Si le gisement est à "faible teneur" en lithium, son extraction reste intéressante, explique M. Rudic. Et la présence importante de magnésium et de bore garantit une "stabilité" dans la durée à la future mine.
Chance de développement
Arcore, qui entend demander une concession d'exploitation pour une période de 50 ans, table sur ses recettes annuelles d'un milliard d'euros et la création d'environ 1.000 emplois directs, et plus de 3.000 indirects.
Avec à l'horizon l'interdiction de la vente de véhicules thermiques dans l'UE à partir de 2035, l'Europe a un besoin vital de réduire sa dépendance à la Chine pour le lithium.
Quant au magnésium, l'UE dépend de la Chine pour 97% de ses besoins.
Milorad Dodik, président de la Republika Srpska, l'entité serbe de Bosnie dont Lopare fait partie, s'est dit favorable à l'exploitation, "une chance de développement qu'il ne faut pas rater". Tout en assurant qu'il ne s'agissait pas d'un permis de polluer.

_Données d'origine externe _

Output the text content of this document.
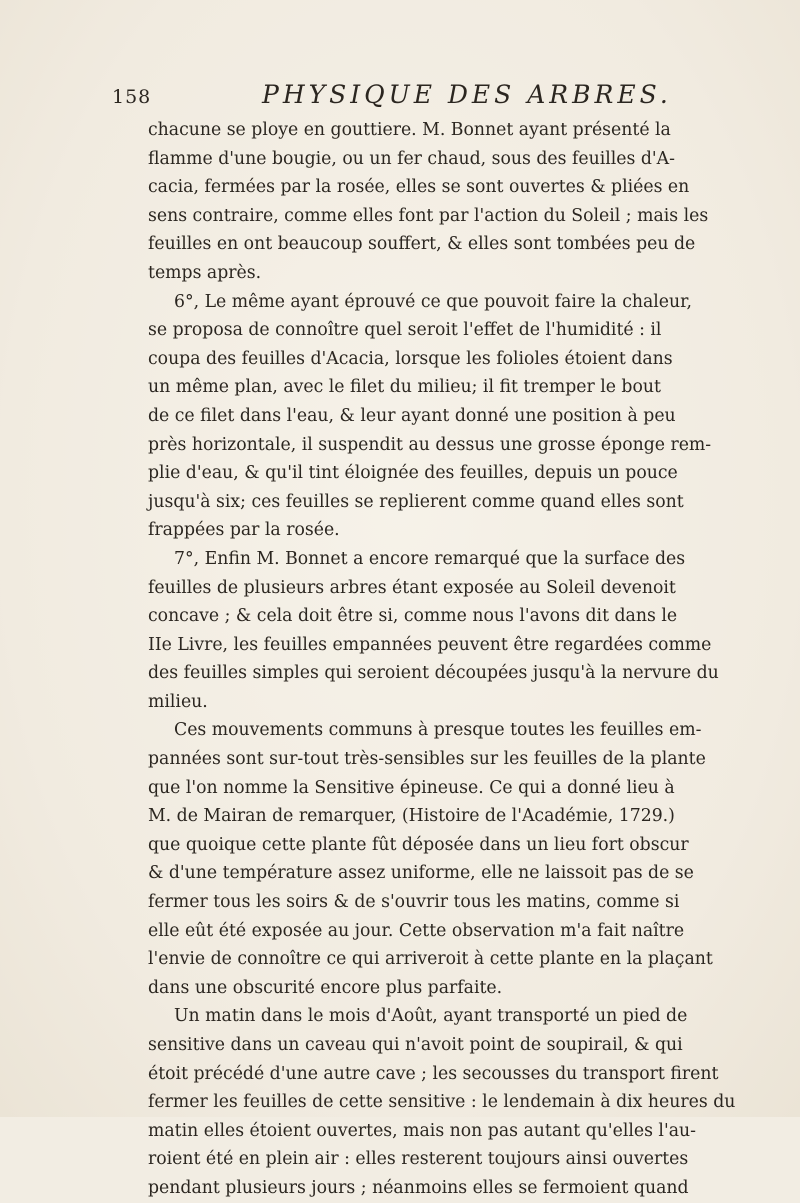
158	PHYSIQUE DES ARBRES.
chacune se ploye en gouttiere. M. Bonnet ayant présenté la
flamme d'une bougie, ou un fer chaud, sous des feuilles d'A-
cacia, fermées par la rosée, elles se sont ouvertes & pliées en
sens contraire, comme elles font par l'action du Soleil ; mais les
feuilles en ont beaucoup souffert, & elles sont tombées peu de
temps après.
6°, Le même ayant éprouvé ce que pouvoit faire la chaleur,
se proposa de connoître quel seroit l'effet de l'humidité : il
coupa des feuilles d'Acacia, lorsque les folioles étoient dans
un même plan, avec le filet du milieu; il fit tremper le bout
de ce filet dans l'eau, & leur ayant donné une position à peu
près horizontale, il suspendit au dessus une grosse éponge rem-
plie d'eau, & qu'il tint éloignée des feuilles, depuis un pouce
jusqu'à six; ces feuilles se replierent comme quand elles sont
frappées par la rosée.
7°, Enfin M. Bonnet a encore remarqué que la surface des
feuilles de plusieurs arbres étant exposée au Soleil devenoit
concave ; & cela doit être si, comme nous l'avons dit dans le
IIe Livre, les feuilles empannées peuvent être regardées comme
des feuilles simples qui seroient découpées jusqu'à la nervure du
milieu.
Ces mouvements communs à presque toutes les feuilles em-
pannées sont sur-tout très-sensibles sur les feuilles de la plante
que l'on nomme la Sensitive épineuse. Ce qui a donné lieu à
M. de Mairan de remarquer, (Histoire de l'Académie, 1729.)
que quoique cette plante fût déposée dans un lieu fort obscur
& d'une température assez uniforme, elle ne laissoit pas de se
fermer tous les soirs & de s'ouvrir tous les matins, comme si
elle eût été exposée au jour. Cette observation m'a fait naître
l'envie de connoître ce qui arriveroit à cette plante en la plaçant
dans une obscurité encore plus parfaite.
Un matin dans le mois d'Août, ayant transporté un pied de
sensitive dans un caveau qui n'avoit point de soupirail, & qui
étoit précédé d'une autre cave ; les secousses du transport firent
fermer les feuilles de cette sensitive : le lendemain à dix heures du
matin elles étoient ouvertes, mais non pas autant qu'elles l'au-
roient été en plein air : elles resterent toujours ainsi ouvertes
pendant plusieurs jours ; néanmoins elles se fermoient quand
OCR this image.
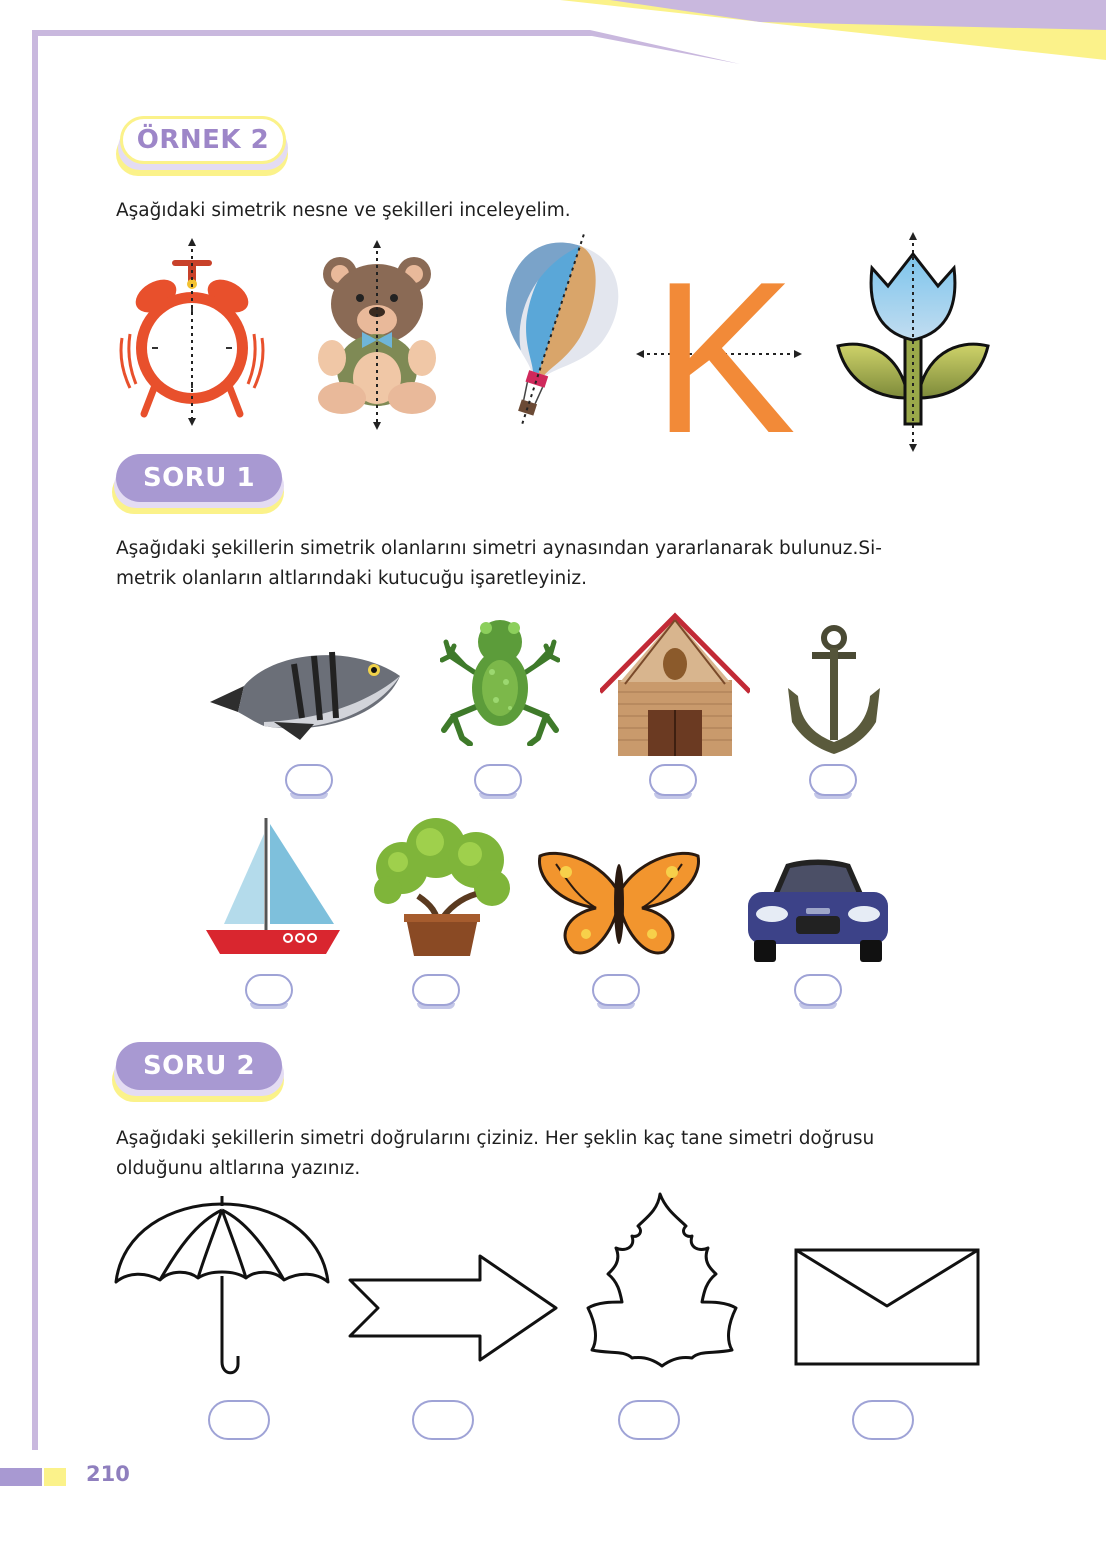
ÖRNEK 2
Aşağıdaki simetrik nesne ve şekilleri inceleyelim.
K
SORU 1
Aşağıdaki şekillerin simetrik olanlarını simetri aynasından yararlanarak bulunuz.Si-
metrik olanların altlarındaki kutucuğu işaretleyiniz.
SORU 2
Aşağıdaki şekillerin simetri doğrularını çiziniz. Her şeklin kaç tane simetri doğrusu
olduğunu altlarına yazınız.
210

L'exploration du gisement ces dernières années n'a pas soulevé beaucoup d'opposition. La levée de boucliers a eu lieu après l'annonce à l'automne du plan d'ouverture d'une mine à ciel ouvert à proximité de la ville. Le conseil municipal a voté en décembre une motion contre le projet.
Le maire de Lopare, Rado Savic, en est certain: "plus de 90% des habitants sont contre l'exploitation", affirme-t-il. "Les gens ont peur de fuites de matières toxiques (...) Nous sommes clairs: nous ne souhaitons pas une telle mine ici".
L'édile redoute une "détérioration encore pire de la démographie" de sa localité, où il ne reste plus que 8.500 habitants, contre 15.000 enregistrés au recensement de 2013.
Tôt ou tard la pollution
Plusieurs ONG écologistes s'alarment du possible impact sur l'environnement, et une pétition contre l'ouverture de la mine, signée par 3.700 personnes, a été remise fin février au parlement de la Republika Srpska.
"Partout dans le monde où il a y a ce genre de mines il y a aussi, tôt ou tard, la pollution des eaux souterraines et de l'air", dit Snezana Jagodic Vujic, présidente de l'association "Eko Put", en évoquant les "grandes quantités" d'eau et de réactifs nécessaires à l'extraction du lithium.
Vladimir Rudic accuse les opposants de "semer la panique". "Les conditions d'exploitation seront absolument contrôlées" et le traitement du minerai se fera "dans les cycles industriels fermés", assure-t-il.
Une étude d'impact sur l'environnement doit être réalisée après l'obtention éventuelle de concession d'exploitation, et suivie d'un débat avec la population.
Pour les habitants croisés à Lopare, la question est déjà réglée.
La ville sera "recouverte d'une énorme couche de poussière, sans parler de l'impact sur les eaux souterraines", prévoit Jovan Jovic, un pharmacien au chômage.
Quant à Milivoje Tesic, vétéran de 63 ans, il ira "défendre physiquement (sa) terre et (son) calme".
"Si nous devenons le Koweït, alors OK. Mais montrez-moi un exemple où un investisseur étranger est entré dans un pays et y a fait un progrès."